Ich weiß nicht, wie lange er letztendlich in dieser puren Kälte gelegen hat, doch es hat gereicht, um ihn direkt danach Husten und Niesen zu lassen wie ein Allergiker.
Ich weiß ehrlich gesagt nicht, was ich erwartet hatte; doch ich hätte nicht damit gerechnet, dass einfach gar nichts passiert.
Bis auf dass Newt nun einen hässlichen Schnupfen und Kopfweh hat, zeigt er keine Symptome der Heilung; aber auch keine vom Brand. Was natürlich Zufall sein könnte... Aber zum Aufgeben ist es noch zu Früh. Ich werde einfach warten, was der nächste Tag bringt.

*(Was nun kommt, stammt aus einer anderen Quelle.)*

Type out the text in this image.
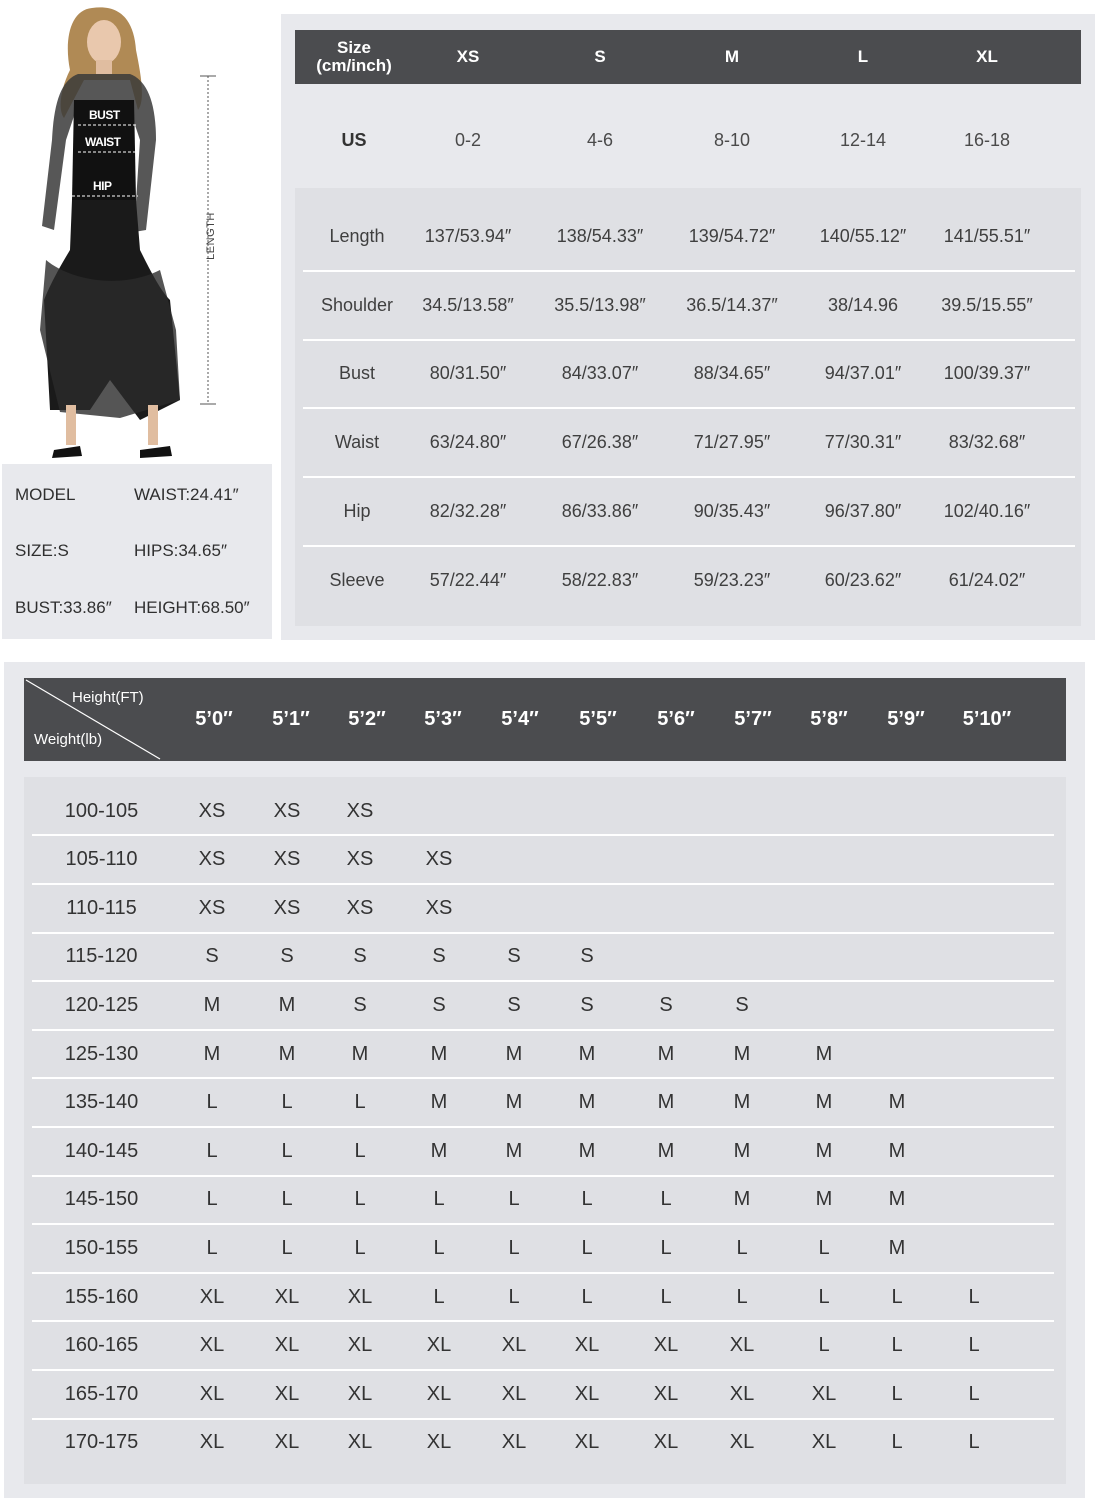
BUST
WAIST
HIP
LENGTH
MODEL	WAIST:24.41″
SIZE:S	HIPS:34.65″
BUST:33.86″ HEIGHT:68.50″
Size
(cm/inch)	XS	S	M	L	XL
US	0-2	4-6	8-10	12-14	16-18
Length	137/53.94″	138/54.33″	139/54.72″	140/55.12″	141/55.51″
Shoulder	34.5/13.58″	35.5/13.98″	36.5/14.37″	38/14.96	39.5/15.55″
Bust	80/31.50″	84/33.07″	88/34.65″	94/37.01″	100/39.37″
Waist	63/24.80″	67/26.38″	71/27.95″	77/30.31″	83/32.68″
Hip	82/32.28″	86/33.86″	90/35.43″	96/37.80″	102/40.16″
Sleeve	57/22.44″	58/22.83″	59/23.23″	60/23.62″	61/24.02″
Height(FT)
Weight(lb)
5’0″	5’1″	5’2″	5’3″	5’4″	5’5″	5’6″	5’7″	5’8″	5’9″	5’10″
100-105	XS	XS	XS
105-110	XS	XS	XS	XS
110-115	XS	XS	XS	XS
115-120	S	S	S	S	S	S
120-125	M	M	S	S	S	S	S	S
125-130	M	M	M	M	M	M	M	M	M
135-140	L	L	L	M	M	M	M	M	M	M
140-145	L	L	L	M	M	M	M	M	M	M
145-150	L	L	L	L	L	L	L	M	M	M
150-155	L	L	L	L	L	L	L	L	L	M
155-160	XL	XL	XL	L	L	L	L	L	L	L	L
160-165	XL	XL	XL	XL	XL	XL	XL	XL	L	L	L
165-170	XL	XL	XL	XL	XL	XL	XL	XL	XL	L	L
170-175	XL	XL	XL	XL	XL	XL	XL	XL	XL	L	L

Die Klimaanlage funktioniert leider nicht mehr so, wie sie sollte, weshalb die Wohnung durch die aggressive Hitze enorm aufgeheizt hat. Newt gönne ich diese kuschelige Wärme, doch ich selbst schwitze aus allen Poren, weshalb ich mich auf den winzigen Balkon setze. Darauf bedacht, von unten nicht gesehen zu werden, kauere ich mich am Rand des Geländers zusammen und schiele hinunter auf die leeren Straßen. Wie auch zuvor ist dort alles mucksmäuschenstill. Doch lange wird der Sonnenaufgang nicht mehr auf sich warten lassen; danach steht höchste Vorsicht auf dem Plan, um ja keine Aufmerksamkeit auf sich zu ziehen.
Leise Schritte nähern sich mir, doch ich drehe nicht den Kopf. Vermutlich ist es Newt, der sich doch zu mir gesellen möchte, vielleicht will er mich nach dem Kuss fragen. Aber was soll ich schon groß sagen? Es diente ja nur zur Überzeugung...
Der Schrei bleibt mir im Hals stecken, als sich eine behandschuhte Pranke um mein Genick legt, das kühle Metall eines Granatwerferlaufs drückt sich gegen meinen Hinterkopf.
"Ein Ton, und ich erschieße dich",
knurrt eine raue Stimme, stinkender Atem weht dabei zu mir nach vor. Ich schlucke schwer.
Egal wer - der Rechte Arm, ANGST, ein Crank oder die Polizei von Denver -; er scheint die Drohung todernst zu meinen.
Und wieder einmal ist mein Alkoholiker-Schutzengel im Vollrausch und lässt mich eiskalt sitzen.